Разумеется, можно всегда придумать новое слово. Но, во-первых, мы автоматически наталкиваемся на технические трудности, о которых я говорил выше, но, главное, во-вторых, есть ли в том какой-нибудь смысл? Если коммуникация успешна в своих нынешних границах, то зачем усложнять систему? Мы спокойно выражаем то, что и предназначалось для этого, и получаем вполне прогнозируемый результат, т.е. понимание. Поэтому, чтобы не растекаться мыслью по древу, мне необходимо перейти к следующему разделу.
Культурные границы языка
Выше я говорил исключительно о технических свойствах языка, даже не пытаясь апеллировать к культуре, точнее, к тому влиянию, которое она оказывает на него. Однако последняя играет одну из главных ролей в том, как мы выражаем свои мысли и чувства с помощью имеющихся в нашем распоряжении выразительных инструментов. В конце концов, пределы физические повсюду одинаковы, а лимиты социальные – везде разные, что неизбежно порождает ряд вопросов. А это, в свою очередь, непосредственно связано с понятием достаточности, рассмотренным в предыдущем разделе.
Чтобы хотя бы подступиться к проблеме приведу две задачи. Первая. Сколько слов необходимо для обозначения, скажем, стола? Вопрос звучит глупо. Разумеется, «стол» как языковая единица, по крайней мере, в ряде языков существует в единственном числе. Но, что, если мы представим себе культуру, где наименований данного предмета будет больше, например, два, а то и три, и т.д.? Зачем было изобретать дополнительные ярлыки и, главное, какое их число вообще нужно?
И вторая. Нужно ли, скажем, придумывать отдельное слово для следующего явления – качание ногой с целью привлечения внимания? Опять может показаться, что в этом нет смысла. На что я вправе возразить, что, например, в английском есть понятие «сбора голосов избирателей», которое выражается одной единицей. Поэтому, в общем и целом, имеется некоторая заинтересованность в том, чтобы изобрести нечто новое и для моей иллюстрации.

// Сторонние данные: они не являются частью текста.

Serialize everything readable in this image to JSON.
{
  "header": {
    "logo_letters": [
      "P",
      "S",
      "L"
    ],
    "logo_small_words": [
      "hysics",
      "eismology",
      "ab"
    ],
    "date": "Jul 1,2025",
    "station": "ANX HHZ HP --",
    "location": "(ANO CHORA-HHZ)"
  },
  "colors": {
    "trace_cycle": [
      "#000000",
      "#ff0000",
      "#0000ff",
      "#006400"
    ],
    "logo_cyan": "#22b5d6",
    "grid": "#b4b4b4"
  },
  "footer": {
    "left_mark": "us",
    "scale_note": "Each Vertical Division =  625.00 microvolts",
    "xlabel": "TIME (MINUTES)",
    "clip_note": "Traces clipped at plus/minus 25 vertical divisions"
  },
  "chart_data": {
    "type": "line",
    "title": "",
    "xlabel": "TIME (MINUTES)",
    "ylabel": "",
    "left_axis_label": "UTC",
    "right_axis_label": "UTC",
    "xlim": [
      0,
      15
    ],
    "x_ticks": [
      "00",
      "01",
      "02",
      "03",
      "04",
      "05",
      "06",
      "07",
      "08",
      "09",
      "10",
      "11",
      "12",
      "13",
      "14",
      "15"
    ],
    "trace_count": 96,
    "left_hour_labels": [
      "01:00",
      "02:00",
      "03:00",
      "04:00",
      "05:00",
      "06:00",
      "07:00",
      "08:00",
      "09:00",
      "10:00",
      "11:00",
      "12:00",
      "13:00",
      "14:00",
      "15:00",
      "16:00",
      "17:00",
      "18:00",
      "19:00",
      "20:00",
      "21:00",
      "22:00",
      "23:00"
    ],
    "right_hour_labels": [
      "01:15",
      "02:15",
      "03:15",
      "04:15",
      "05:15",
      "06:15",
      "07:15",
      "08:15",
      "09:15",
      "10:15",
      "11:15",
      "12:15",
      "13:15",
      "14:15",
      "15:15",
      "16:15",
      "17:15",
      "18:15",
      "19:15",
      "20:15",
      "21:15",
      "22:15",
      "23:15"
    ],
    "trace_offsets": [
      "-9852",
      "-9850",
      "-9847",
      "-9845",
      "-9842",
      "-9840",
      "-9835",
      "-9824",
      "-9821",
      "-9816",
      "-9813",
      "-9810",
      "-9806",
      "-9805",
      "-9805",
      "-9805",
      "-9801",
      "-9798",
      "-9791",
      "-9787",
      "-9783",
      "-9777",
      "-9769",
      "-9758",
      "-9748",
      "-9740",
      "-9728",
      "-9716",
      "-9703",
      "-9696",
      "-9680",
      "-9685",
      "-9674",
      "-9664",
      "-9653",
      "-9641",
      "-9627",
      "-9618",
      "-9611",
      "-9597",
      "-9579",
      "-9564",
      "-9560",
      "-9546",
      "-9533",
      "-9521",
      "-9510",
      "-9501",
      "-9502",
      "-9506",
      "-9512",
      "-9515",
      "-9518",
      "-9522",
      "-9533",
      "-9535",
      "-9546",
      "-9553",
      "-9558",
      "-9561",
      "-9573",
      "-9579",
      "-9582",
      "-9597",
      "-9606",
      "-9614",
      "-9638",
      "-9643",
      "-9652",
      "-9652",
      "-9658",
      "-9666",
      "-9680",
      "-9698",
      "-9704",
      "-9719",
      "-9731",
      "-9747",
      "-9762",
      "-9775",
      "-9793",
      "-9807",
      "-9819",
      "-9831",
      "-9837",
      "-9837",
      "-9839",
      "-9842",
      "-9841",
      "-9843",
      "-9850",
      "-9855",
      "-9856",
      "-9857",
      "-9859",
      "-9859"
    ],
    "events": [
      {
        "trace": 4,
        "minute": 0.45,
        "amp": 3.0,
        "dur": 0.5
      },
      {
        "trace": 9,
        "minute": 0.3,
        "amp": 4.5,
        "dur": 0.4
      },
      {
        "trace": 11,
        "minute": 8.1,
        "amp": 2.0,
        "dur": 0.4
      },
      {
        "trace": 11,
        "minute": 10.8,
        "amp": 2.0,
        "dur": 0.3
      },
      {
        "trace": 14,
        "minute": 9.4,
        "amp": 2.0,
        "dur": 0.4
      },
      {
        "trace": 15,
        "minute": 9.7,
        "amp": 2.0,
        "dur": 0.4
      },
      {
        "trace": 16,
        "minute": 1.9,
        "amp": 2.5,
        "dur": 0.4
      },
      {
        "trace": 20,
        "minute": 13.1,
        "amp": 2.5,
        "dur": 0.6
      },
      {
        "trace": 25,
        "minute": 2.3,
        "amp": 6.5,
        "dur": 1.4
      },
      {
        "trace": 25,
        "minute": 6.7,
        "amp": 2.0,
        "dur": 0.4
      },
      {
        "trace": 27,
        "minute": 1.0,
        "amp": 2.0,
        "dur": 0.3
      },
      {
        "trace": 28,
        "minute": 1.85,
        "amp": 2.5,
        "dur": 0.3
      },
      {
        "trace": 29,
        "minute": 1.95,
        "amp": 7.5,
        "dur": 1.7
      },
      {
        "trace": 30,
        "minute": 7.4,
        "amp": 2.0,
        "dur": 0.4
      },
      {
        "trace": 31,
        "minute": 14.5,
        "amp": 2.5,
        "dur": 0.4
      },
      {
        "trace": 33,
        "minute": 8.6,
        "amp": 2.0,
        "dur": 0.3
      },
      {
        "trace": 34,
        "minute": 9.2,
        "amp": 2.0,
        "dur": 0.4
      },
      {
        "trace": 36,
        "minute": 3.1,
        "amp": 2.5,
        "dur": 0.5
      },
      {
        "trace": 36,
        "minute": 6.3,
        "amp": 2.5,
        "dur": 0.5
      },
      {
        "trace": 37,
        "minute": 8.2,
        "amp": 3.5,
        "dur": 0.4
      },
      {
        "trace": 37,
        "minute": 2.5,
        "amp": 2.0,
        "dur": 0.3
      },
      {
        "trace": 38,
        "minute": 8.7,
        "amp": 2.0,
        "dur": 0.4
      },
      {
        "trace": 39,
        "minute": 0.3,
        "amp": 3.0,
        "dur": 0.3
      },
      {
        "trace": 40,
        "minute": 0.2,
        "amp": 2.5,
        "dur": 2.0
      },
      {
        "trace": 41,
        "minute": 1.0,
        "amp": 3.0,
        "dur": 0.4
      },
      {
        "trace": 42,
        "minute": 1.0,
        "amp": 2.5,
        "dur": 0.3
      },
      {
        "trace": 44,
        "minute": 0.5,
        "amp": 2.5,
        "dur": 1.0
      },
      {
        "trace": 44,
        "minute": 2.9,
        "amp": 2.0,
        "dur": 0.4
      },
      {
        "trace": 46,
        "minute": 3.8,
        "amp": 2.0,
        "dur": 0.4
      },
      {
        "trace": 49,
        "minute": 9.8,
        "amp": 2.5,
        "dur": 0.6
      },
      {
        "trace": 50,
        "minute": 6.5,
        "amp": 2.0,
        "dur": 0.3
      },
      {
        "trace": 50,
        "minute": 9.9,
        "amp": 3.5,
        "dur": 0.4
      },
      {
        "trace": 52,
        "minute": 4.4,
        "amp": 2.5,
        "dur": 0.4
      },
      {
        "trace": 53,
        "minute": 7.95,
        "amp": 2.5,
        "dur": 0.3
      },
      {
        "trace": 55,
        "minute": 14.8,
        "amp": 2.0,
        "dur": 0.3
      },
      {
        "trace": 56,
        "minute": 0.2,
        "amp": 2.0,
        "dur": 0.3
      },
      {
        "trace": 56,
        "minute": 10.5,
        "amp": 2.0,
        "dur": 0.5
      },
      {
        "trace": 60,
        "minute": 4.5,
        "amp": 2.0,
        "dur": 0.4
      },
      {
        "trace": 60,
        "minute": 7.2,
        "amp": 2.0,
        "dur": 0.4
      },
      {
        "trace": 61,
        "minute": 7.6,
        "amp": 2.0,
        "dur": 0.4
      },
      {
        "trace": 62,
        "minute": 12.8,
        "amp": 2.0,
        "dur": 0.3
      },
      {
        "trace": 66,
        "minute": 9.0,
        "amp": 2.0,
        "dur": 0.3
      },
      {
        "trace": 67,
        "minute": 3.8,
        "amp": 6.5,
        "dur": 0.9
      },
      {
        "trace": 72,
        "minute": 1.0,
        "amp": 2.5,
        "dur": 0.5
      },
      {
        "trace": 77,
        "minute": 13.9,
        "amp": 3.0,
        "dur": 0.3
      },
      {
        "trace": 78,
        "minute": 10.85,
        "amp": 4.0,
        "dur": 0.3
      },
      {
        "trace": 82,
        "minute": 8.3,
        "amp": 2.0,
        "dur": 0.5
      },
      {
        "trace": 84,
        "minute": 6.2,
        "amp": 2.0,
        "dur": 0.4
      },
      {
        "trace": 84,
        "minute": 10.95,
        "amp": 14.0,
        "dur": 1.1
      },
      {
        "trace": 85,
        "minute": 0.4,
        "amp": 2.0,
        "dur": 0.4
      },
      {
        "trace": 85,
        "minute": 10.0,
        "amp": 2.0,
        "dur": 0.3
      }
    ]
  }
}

Две эти задачи, по сути, освещают проблему с двух же сторон, взаимно перекликаясь. Действительно, я должен объяснить, во-первых, почему в языке существует такое количество обозначений предметов, и, во-вторых, отчего внимание обращается на одно, но не на другое. Начну по порядку.
Понятие «стола» имеется в единственном числе. Несмотря на всё разнообразие подобных вещей, мы, тем не менее, довольствуемся словом, вмещающем в себя огромный диапазон доступных и даже потенциальных столов. Разумеется, существуют также комоды, бюро, тумбочки, а также деление столов по принципу их предназначения, но это не меняет общую картину. «Стол» один. Почему?